For production deployments, you'll typically run workers via the CLI:

# In tasks.py
async def process_order(order_id: int) -> None:
    print(f"Processing order {order_id}")

async def send_notification(message: str) -> None:
    print(f"Notification: {message}")

tasks = [process_order, send_notification]
docket worker --tasks tasks:tasks --concurrency 5

Workers automatically handle concurrency (processing multiple tasks simultaneously), retries on failure, and graceful shutdown. By default, a worker processes up to 10 tasks concurrently.

Basic Error Handling

By default, if a task fails (raises an exception), Docket will log the error and mark the task as failed in its OpenTelemetry traces. The task won't be retried and the worker will move on to the next task.

For tasks that might fail due to transient issues, you can configure automatic retries:

from docket import Retry

async def flaky_api_call(
    url: str,
    retry: Retry = Retry(attempts=3, delay=timedelta(seconds=5))
) -> None:
    # This will retry up to 3 times with 5 seconds between each attempt
    response = await http_client.get(url)
    if response.status_code != 200:
        raise Exception(f"API returned {response.status_code}")

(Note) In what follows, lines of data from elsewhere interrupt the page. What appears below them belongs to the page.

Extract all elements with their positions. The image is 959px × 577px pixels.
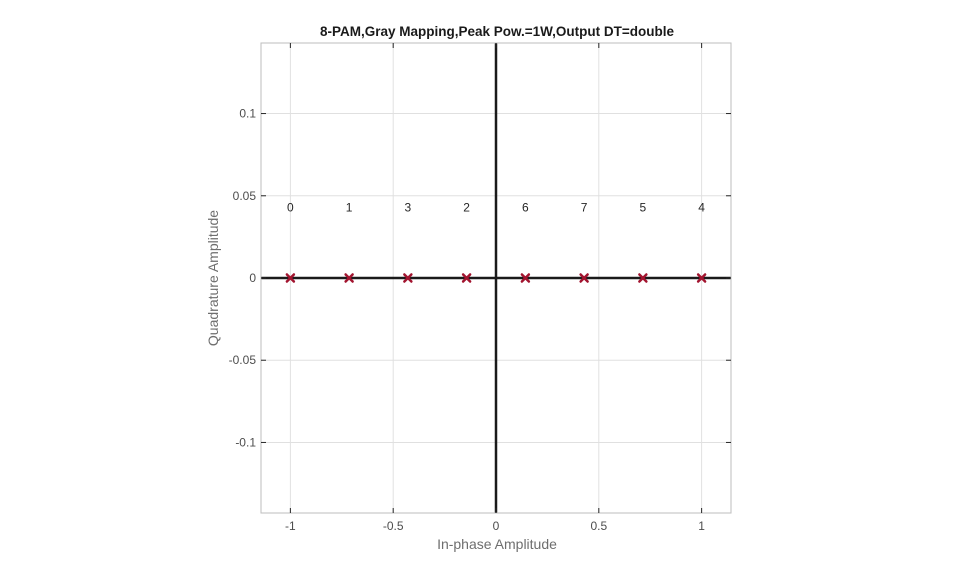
constellation-point: [696, 273, 707, 283]
constellation-point: [403, 273, 413, 283]
y-axis-label: Quadrature Amplitude: [205, 210, 221, 346]
symbol-label: 3: [405, 200, 412, 214]
symbol-label: 1: [346, 200, 353, 214]
zero-axis-lines: [261, 43, 731, 513]
x-tick-label: -0.5: [383, 519, 404, 533]
chart-title: 8-PAM,Gray Mapping,Peak Pow.=1W,Output D…: [320, 24, 675, 39]
x-tick-label: -1: [285, 519, 296, 533]
symbol-label: 7: [581, 200, 588, 214]
symbol-label: 4: [698, 200, 705, 214]
constellation-point: [579, 273, 589, 283]
y-tick-label: 0: [249, 271, 256, 285]
x-axis-label: In-phase Amplitude: [437, 536, 557, 552]
y-tick-label: 0.05: [233, 189, 257, 203]
x-tick-label: 0: [493, 519, 500, 533]
constellation-point: [344, 273, 354, 283]
symbol-labels: 0 1 3 2 6 7 5 4: [287, 200, 705, 214]
tick-labels: -1 -0.5 0 0.5 1 0.1 0.05 0 -0.05 -0.1: [229, 43, 731, 533]
constellation-point: [461, 273, 472, 283]
constellation-points: [285, 273, 707, 283]
y-tick-label: 0.1: [239, 107, 256, 121]
symbol-label: 6: [522, 200, 529, 214]
x-tick-label: 1: [698, 519, 705, 533]
symbol-label: 2: [463, 200, 470, 214]
constellation-point: [285, 273, 296, 283]
symbol-label: 5: [640, 200, 647, 214]
constellation-point: [520, 273, 531, 283]
symbol-label: 0: [287, 200, 294, 214]
y-tick-label: -0.05: [229, 353, 257, 367]
y-tick-label: -0.1: [235, 435, 256, 449]
constellation-point: [638, 273, 648, 283]
x-tick-label: 0.5: [590, 519, 607, 533]
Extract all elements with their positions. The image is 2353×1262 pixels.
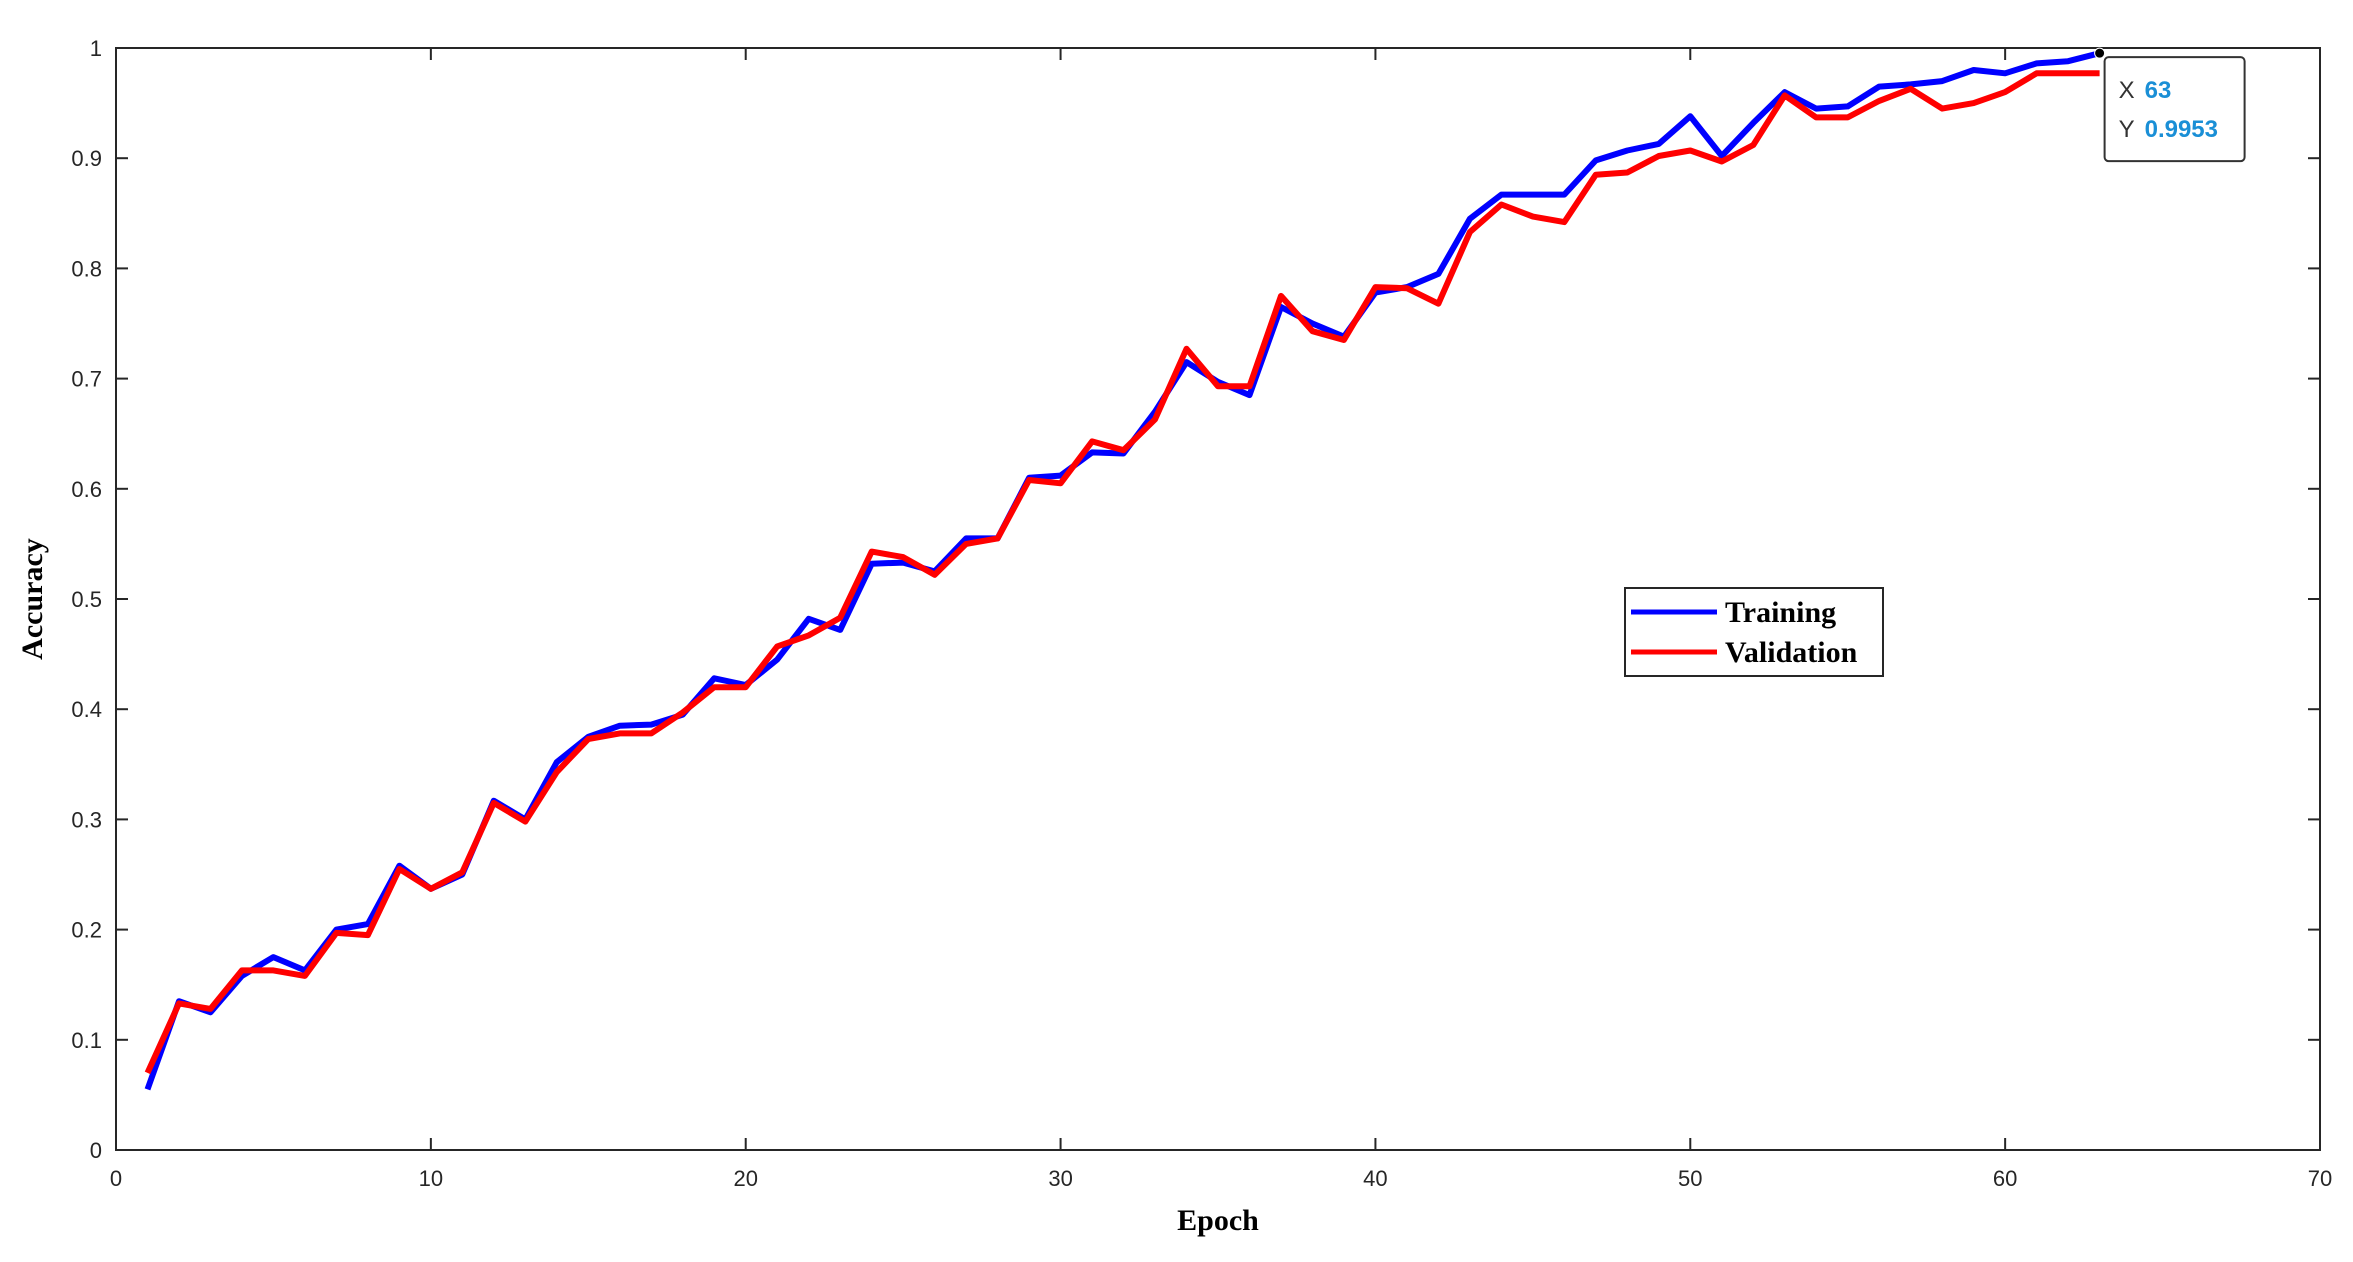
y-tick-label: 1 <box>90 36 102 61</box>
legend-label-validation: Validation <box>1725 636 1858 669</box>
x-axis-label: Epoch <box>1177 1204 1259 1237</box>
y-tick-label: 0.8 <box>71 256 102 281</box>
y-tick-label: 0.3 <box>71 807 102 832</box>
plot-area <box>115 47 2321 1151</box>
x-tick-label: 70 <box>2308 1166 2332 1191</box>
x-tick-label: 30 <box>1048 1166 1072 1191</box>
axis-ticks: 0 10 20 30 40 50 60 70 0 0.1 0.2 0.3 0.4 0.5 0.6 0.7 0.8… <box>71 36 2332 1191</box>
x-tick-label: 20 <box>733 1166 757 1191</box>
x-tick-label: 0 <box>110 1166 122 1191</box>
x-tick-label: 40 <box>1363 1166 1387 1191</box>
series-lines <box>144 50 2101 1091</box>
y-tick-label: 0 <box>90 1138 102 1163</box>
x-tick-label: 50 <box>1678 1166 1702 1191</box>
datatip-x-value: 63 <box>2145 77 2172 104</box>
y-tick-label: 0.1 <box>71 1028 102 1053</box>
datatip-box <box>2103 56 2246 163</box>
y-tick-label: 0.4 <box>71 697 102 722</box>
y-tick-label: 0.9 <box>71 146 102 171</box>
datatip-marker[interactable] <box>2094 47 2106 59</box>
legend-label-training: Training <box>1725 596 1836 629</box>
y-tick-label: 0.5 <box>71 587 102 612</box>
datatip[interactable]: X 63 Y 0.9953 <box>2094 47 2246 163</box>
datatip-y-key: Y <box>2119 116 2135 143</box>
y-tick-label: 0.2 <box>71 918 102 943</box>
y-axis-label: Accuracy <box>16 538 49 660</box>
x-tick-label: 10 <box>419 1166 443 1191</box>
legend-box <box>1624 587 1884 677</box>
datatip-x-key: X <box>2119 77 2135 104</box>
x-tick-label: 60 <box>1993 1166 2017 1191</box>
legend: Training Validation <box>1624 587 1884 677</box>
y-tick-label: 0.7 <box>71 367 102 392</box>
y-tick-label: 0.6 <box>71 477 102 502</box>
series-line-validation <box>144 70 2100 1075</box>
datatip-y-value: 0.9953 <box>2145 116 2218 143</box>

    print(f"Success on attempt {retry.attempt}")

Tasks use a dependency injection pattern similar to FastAPI. The Retry dependency tells Docket how to handle failures for that specific task.

Worker Configuration

Workers handle task delivery guarantees and fault tolerance. By default, workers process up to 10 tasks simultaneously, but you can adjust this with the concurrency= parameter or --concurrency CLI option. If a worker crashes, its tasks are redelivered to other workers after redelivery_timeout expires - you'll want to set this higher than your longest-running task.

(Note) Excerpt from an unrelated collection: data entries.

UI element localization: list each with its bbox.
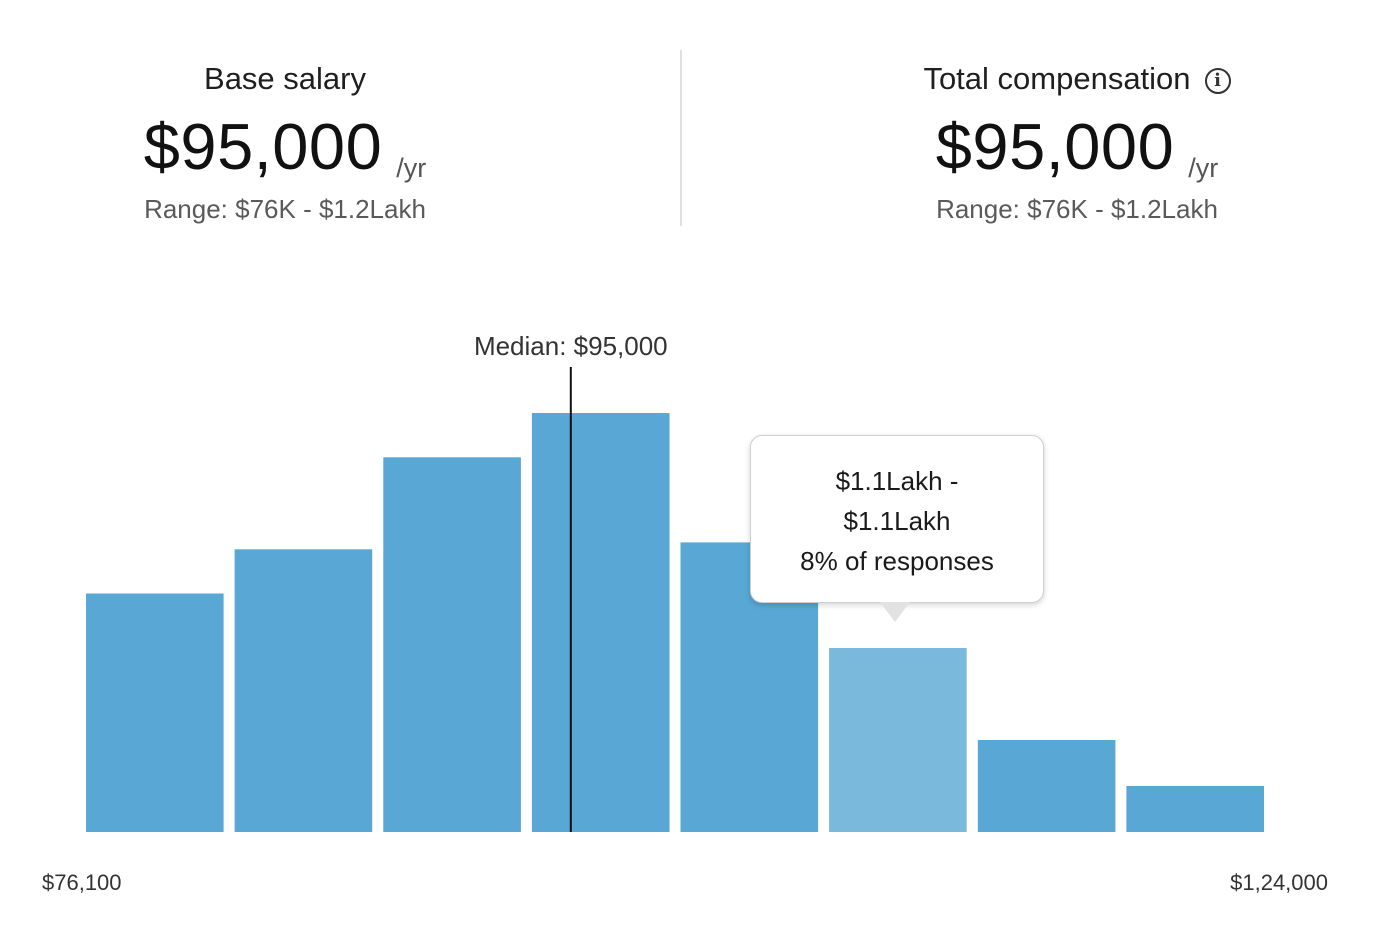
histogram-bars <box>86 413 1264 832</box>
total-compensation-unit: /yr <box>1188 153 1219 183</box>
base-salary-amount: $95,000 <box>143 110 383 183</box>
total-compensation-label: Total compensation <box>923 61 1191 96</box>
tooltip-range-start: $1.1Lakh - <box>835 466 959 496</box>
histogram-bar[interactable] <box>531 413 670 832</box>
x-axis-max-label: $1,24,000 <box>1230 870 1328 895</box>
tooltip-arrow <box>880 602 910 622</box>
total-compensation-panel: Total compensation i $95,000/yr Range: $7… <box>797 55 1357 229</box>
histogram-bar[interactable] <box>234 549 373 832</box>
base-salary-label: Base salary <box>204 61 366 96</box>
x-axis-min-label: $76,100 <box>42 870 122 895</box>
base-salary-range: Range: $76K - $1.2Lakh <box>144 194 426 224</box>
total-compensation-label-row: Total compensation i <box>797 55 1357 103</box>
histogram-bar[interactable] <box>86 593 224 833</box>
total-compensation-range: Range: $76K - $1.2Lakh <box>936 194 1218 224</box>
summary-divider <box>680 50 682 226</box>
histogram-bar[interactable] <box>977 740 1116 832</box>
histogram-bar[interactable] <box>829 648 967 832</box>
total-compensation-amount-row: $95,000/yr <box>797 110 1357 184</box>
median-label: Median: $95,000 <box>474 331 668 361</box>
base-salary-panel: Base salary $95,000/yr Range: $76K - $1.… <box>5 55 565 229</box>
histogram-bar[interactable] <box>383 457 521 832</box>
histogram-bar[interactable] <box>1126 786 1264 832</box>
base-salary-amount-row: $95,000/yr <box>5 110 565 184</box>
info-icon[interactable]: i <box>1204 68 1231 94</box>
tooltip-range-end: $1.1Lakh <box>843 506 951 536</box>
total-compensation-amount: $95,000 <box>935 110 1175 183</box>
bar-tooltip: $1.1Lakh - $1.1Lakh 8% of responses <box>750 435 1044 603</box>
tooltip-share: 8% of responses <box>800 546 994 576</box>
base-salary-unit: /yr <box>396 153 427 183</box>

Docket provides at-least-once delivery semantics, meaning tasks may be delivered more than once if workers crash, so design your tasks to be idempotent when possible.

What's Next?

You now know the core concepts: creating dockets, scheduling work with idempotent keys, running workers, and basic error handling. This gives you what you need to build background task systems for most applications.

Ready for more? Check out:

A Note on Security

Docket uses cloudpickle to serialize task functions and their arguments. This allows passing nearly any Python object as task arguments, but also means deserializing arguments can execute arbitrary code. Only schedule tasks from trusted sources in your system.